Farmers could face worst black-grass in 10 years13 September 2016
Arable farmers could be facing the worst onslaught in 10 years of one of East Anglia’s most problem weeds this autumn, says a crop advisor in the region. According to Chris Bumford who advises farmers across Cambridgeshire, Bedfordshire and Hertfordshire for Cambourne-based agronomy firm, ProCam, Eastern England is already a notorious hotspot for blackgrass. But the problem could be even bigger this coming season, he says. This will be a result of large numbers of blackgrass seeds likely to have been shed by the extremely high populations of the weed present in crops before harvest, he adds.
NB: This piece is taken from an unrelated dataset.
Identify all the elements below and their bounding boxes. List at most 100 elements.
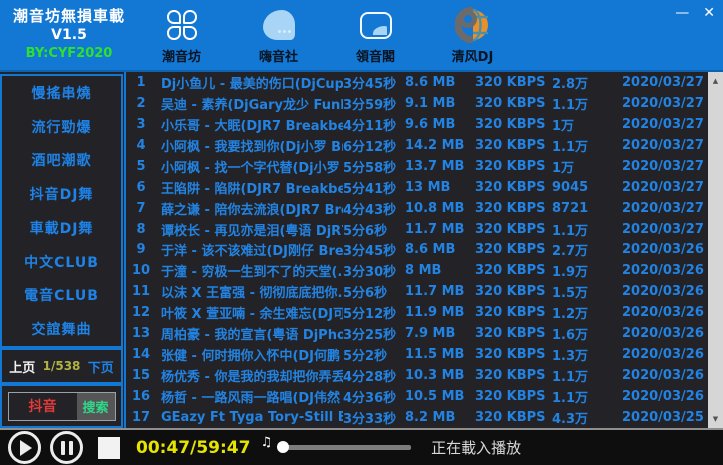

“Blackgrass populations in the region’s crops last season were clearly very high,” explains Mr Bumford. “With the mild winter, the weed continued growing, so we had some very thick plants, and some herbicides struggled to control them. Added to that, while blackgrass is mainly considered an autumn-germinating weed, we had another big flush of it germinating during the spring.
“The upshot is that the high numbers of blackgrass seeds shed last season will add to the blackgrass seed numbers already in the soil. So farmers will to have to do everything in their power to get on top of the potentially higher populations. In particular, using cultural or non-chemical methods will be even more important this season to underpin the action of herbicides,” he adds.
As an example, Mr Bumford says this could be a key season to delay drilling of autumn cereals, to allow blackgrass to germinate in false or stale seedbeds so that it can be killed off before the next crop is planted.
“Also, don’t forget to consider planting at higher seed rates to establish more competitive crops.
“With blackgrass now increasingly difficult to control due to herbicide resistance it is even more important to consider different methods. That is especially so in autumns like this when growers are facing the prospect of much higher-than-normal blackgrass numbers.”